Finally the critical notices for Invisible Hour are starting to pour in, and I’m heartened by what they all seem to suggest: That there’s some rare alchemy going on here, signs and wonders unfolding in real time as the record spins. But could I request, perhaps, that we permanently retire the party line that Joe Henry is somehow an unsung and under-regarded singer/songwriter? More and more this line of thinking strikes me as a canard: While he may not be as widely-loved as some of us would like, he is perhaps the most fiercely loved performing musician I know of; those of us who are hip to what he’s doing love the man and his records with crazy, punchdrunk zeal. We would risk life and limb to save his record from a house set on fire; will pass them along to our children, along with the family Bible and grandma’s recipe for apple pie.

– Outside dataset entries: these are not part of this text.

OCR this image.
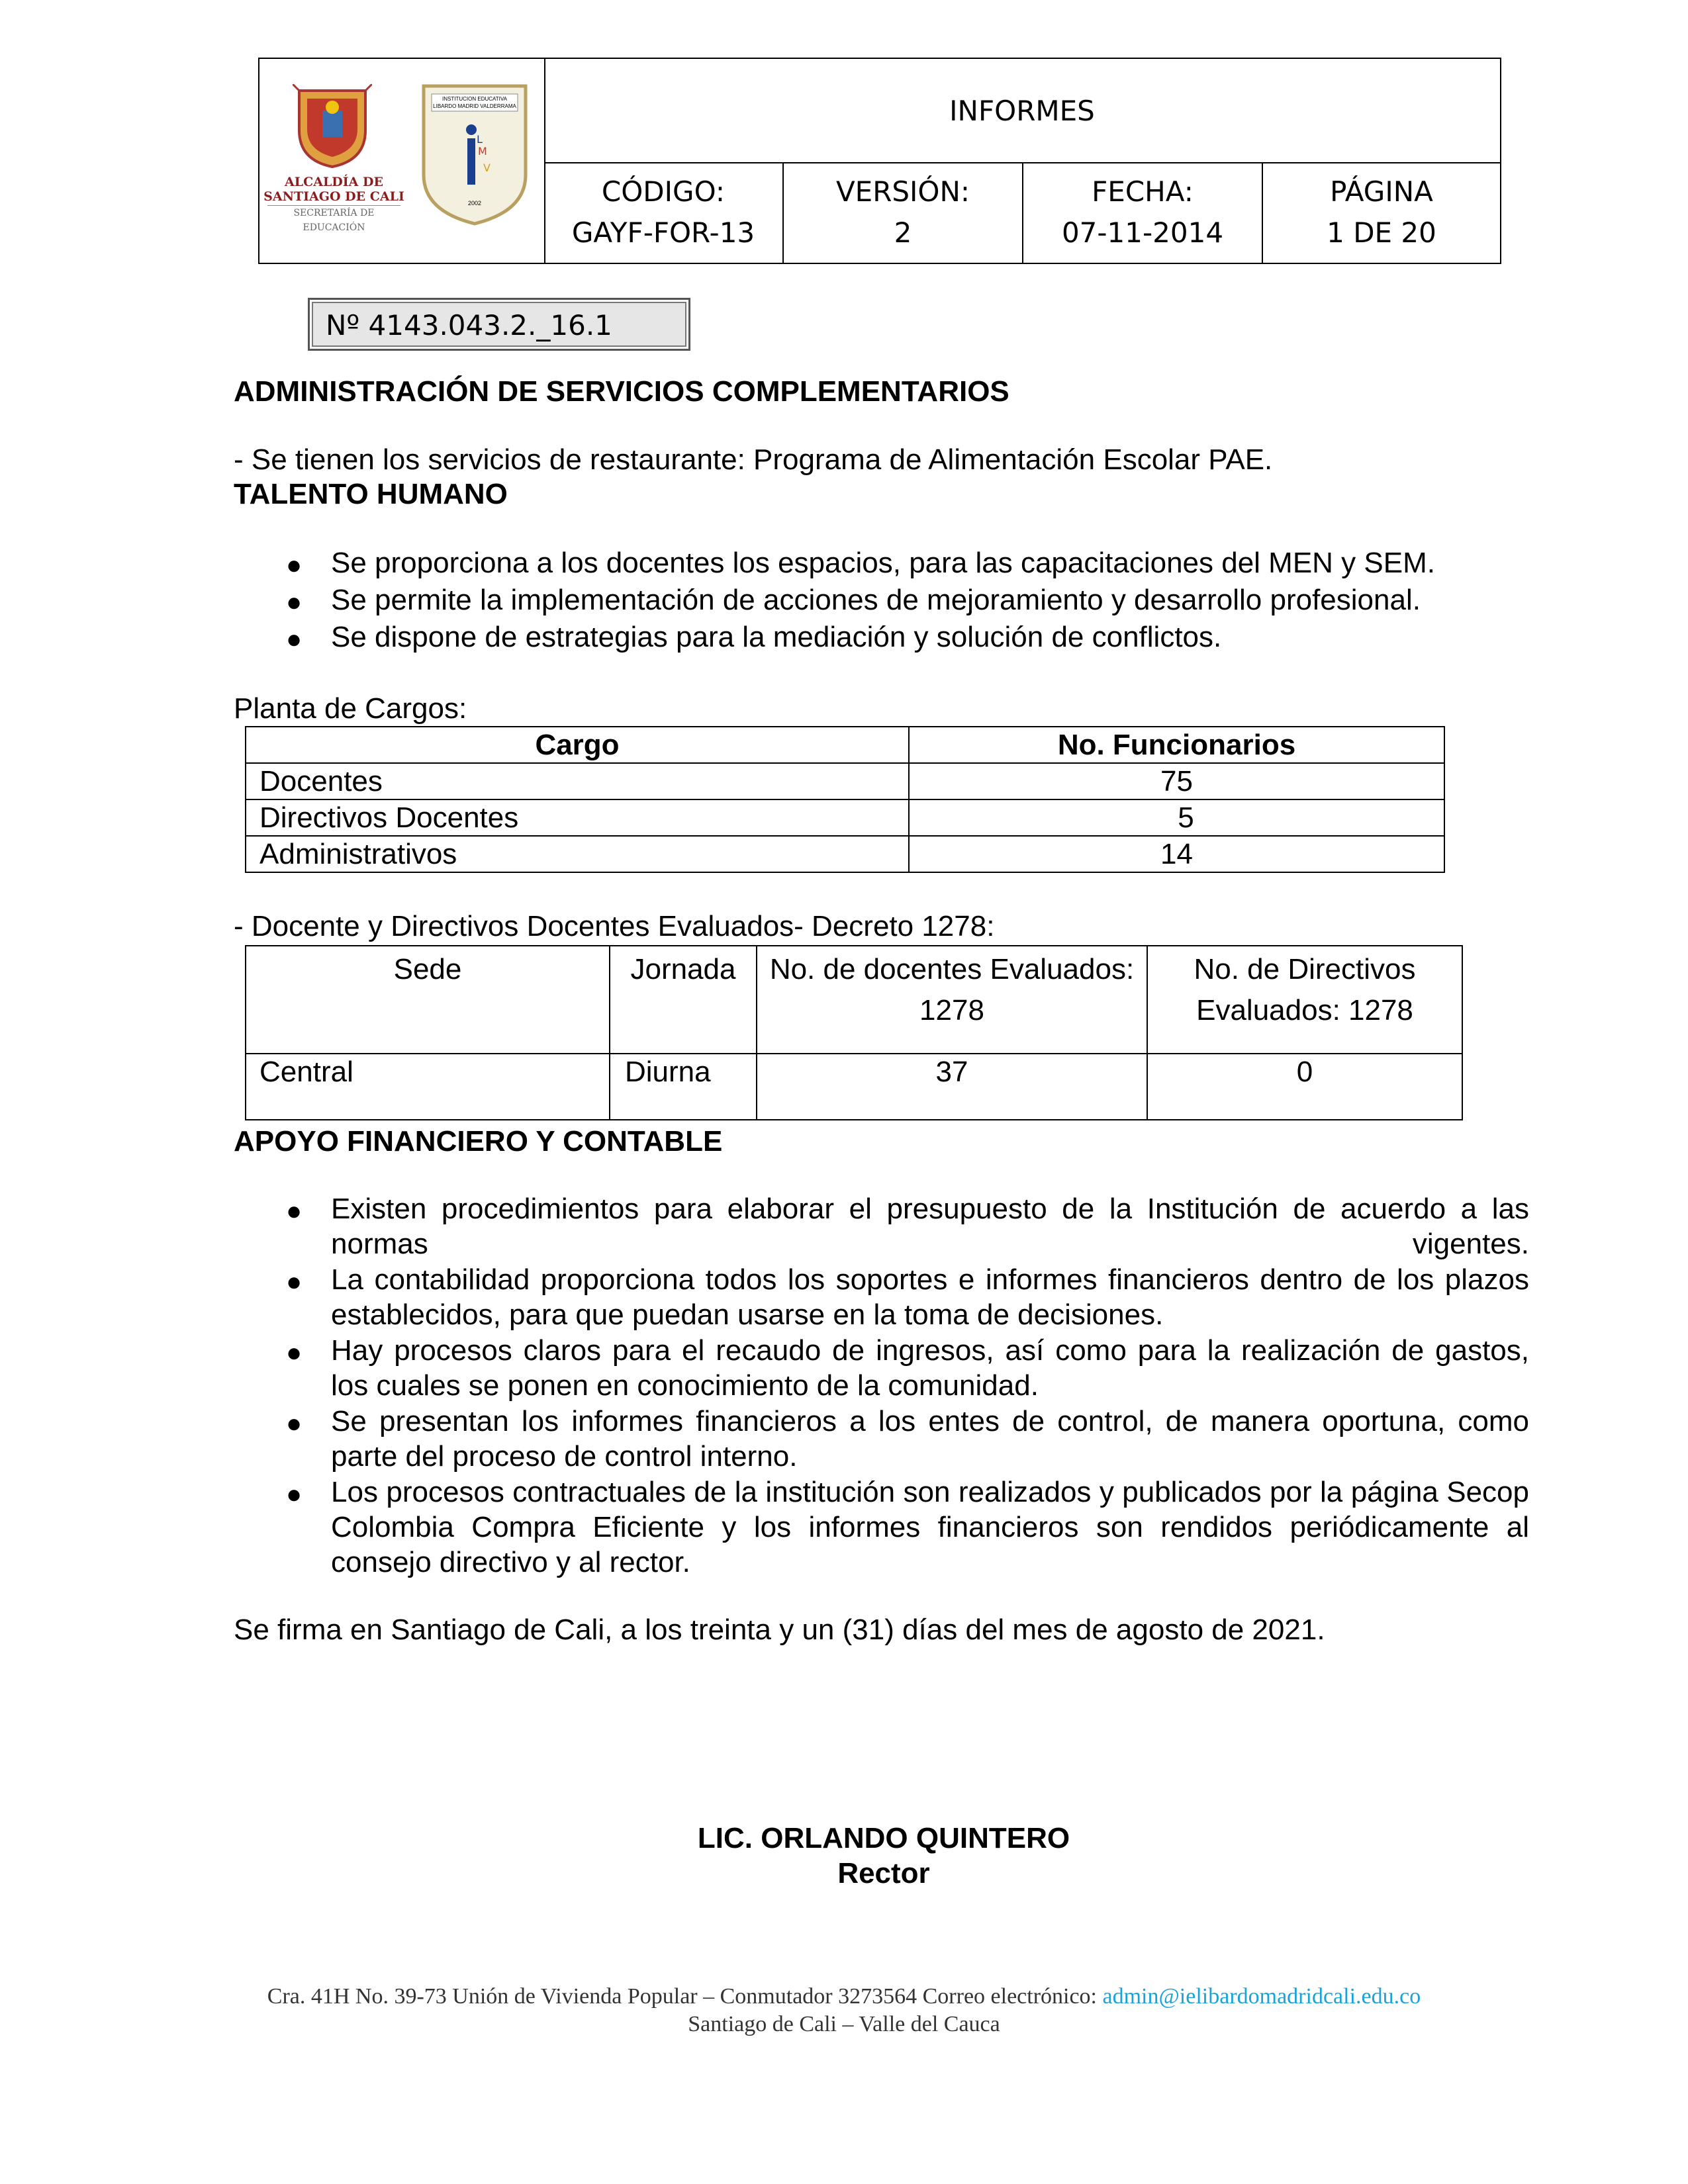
ALCALDÍA DE
SANTIAGO DE CALI
SECRETARÍA DE EDUCACIÓN
M
V
L
INSTITUCION EDUCATIVA
LIBARDO MADRID VALDERRAMA
2002
INFORMES
CÓDIGO:
GAYF-FOR-13
VERSIÓN:
2
FECHA:
07-11-2014
PÁGINA
1 DE 20
Nº 4143.043.2._16.1
ADMINISTRACIÓN DE SERVICIOS COMPLEMENTARIOS
- Se tienen los servicios de restaurante: Programa de Alimentación Escolar PAE.
TALENTO HUMANO
● Se proporciona a los docentes los espacios, para las capacitaciones del MEN y SEM.
● Se permite la implementación de acciones de mejoramiento y desarrollo profesional.
● Se dispone de estrategias para la mediación y solución de conflictos.
Planta de Cargos:
Cargo	No. Funcionarios
Docentes	75
Directivos Docentes	5
Administrativos	14
- Docente y Directivos Docentes Evaluados- Decreto 1278:
Sede	Jornada	No. de docentes Evaluados: 1278	No. de Directivos Evaluados: 1278
Central	Diurna	37	0
APOYO FINANCIERO Y CONTABLE
● Existen procedimientos para elaborar el presupuesto de la Institución de acuerdo a las normas vigentes.
● La contabilidad proporciona todos los soportes e informes financieros dentro de los plazos establecidos, para que puedan usarse en la toma de decisiones.
● Hay procesos claros para el recaudo de ingresos, así como para la realización de gastos, los cuales se ponen en conocimiento de la comunidad.
● Se presentan los informes financieros a los entes de control, de manera oportuna, como parte del proceso de control interno.
● Los procesos contractuales de la institución son realizados y publicados por la página Secop Colombia Compra Eficiente y los informes financieros son rendidos periódicamente al consejo directivo y al rector.
Se firma en Santiago de Cali, a los treinta y un (31) días del mes de agosto de 2021.
LIC. ORLANDO QUINTERO
Rector
Cra. 41H No. 39-73 Unión de Vivienda Popular – Conmutador 3273564 Correo electrónico: admin@ielibardomadridcali.edu.co
Santiago de Cali – Valle del Cauca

The depth of that devotion provides helpful context for the new album, which is that rarest of masterworks: One that offers the easiest entry for novices while offering the deepest rewards for long-time converts. Already there is a clear consensus forming around this as the man’s high watermark, though debates might continue about, say, whether Reverie or Blood from Stars is the better record, whether the clean elegance of Civilians is more rewarding than the anarchy of Tiny Voices or vice versa.* But Invisible Hour isn’t just a milestone for Joe Henry fans; immediately it is the record I will reach for when someone asks me for a Joe Henry gateway drug; I plan on ordering a few dozen copies to have on hand for weddings, bar mitzvahs, and Christmas stockings, as well.
It is welcoming, unfolding its charms immediately but its mysteries over time– is, in short, the best album he has made. It sounds the best. He sounds the best, and seems to be aging in reverse, at least as a singer. His songs have never before danced atop the highwire of being emotionally accessible but also deep, intricate, worthy of meditation and amply rewarding to those who invest some time and devote some engagement.
And finally– because God knows I’ve gone on about this thing, and will continue to– I will say personally that the album has been most moving to me. I invite you to read my essay, linked here, for a fuller appraisal of the album’s themes, but let me tell you that it puts into beautiful and elegant language much of what I hold to be true– in my heart of hearts– about love as action; understanding as the root of compassion, and compassion as the conqueror of fear. It has enlivened my heart and mind as I have weighed my marriage, my parenthood, and my citizenship; is as radical and transformative a political record as you could ask for, precisely it’s made up of love songs, and captures true intimacy as well as any album I could name.
Do I really have to come right out and say it? You should buy it. It’s out tomorrow. It’s spellbinding. And it matters.
* A few of you have asked me, so I will tell you: Tiny Voices will likely always be my favorite album of all time, as it is such a wild and unexpected intersection of so many things that I love, and because it has resonated with me so meaningfully at so many critical junctures in my life– but Invisible Hour is certainly high on the list, in terms of sheer personal preference.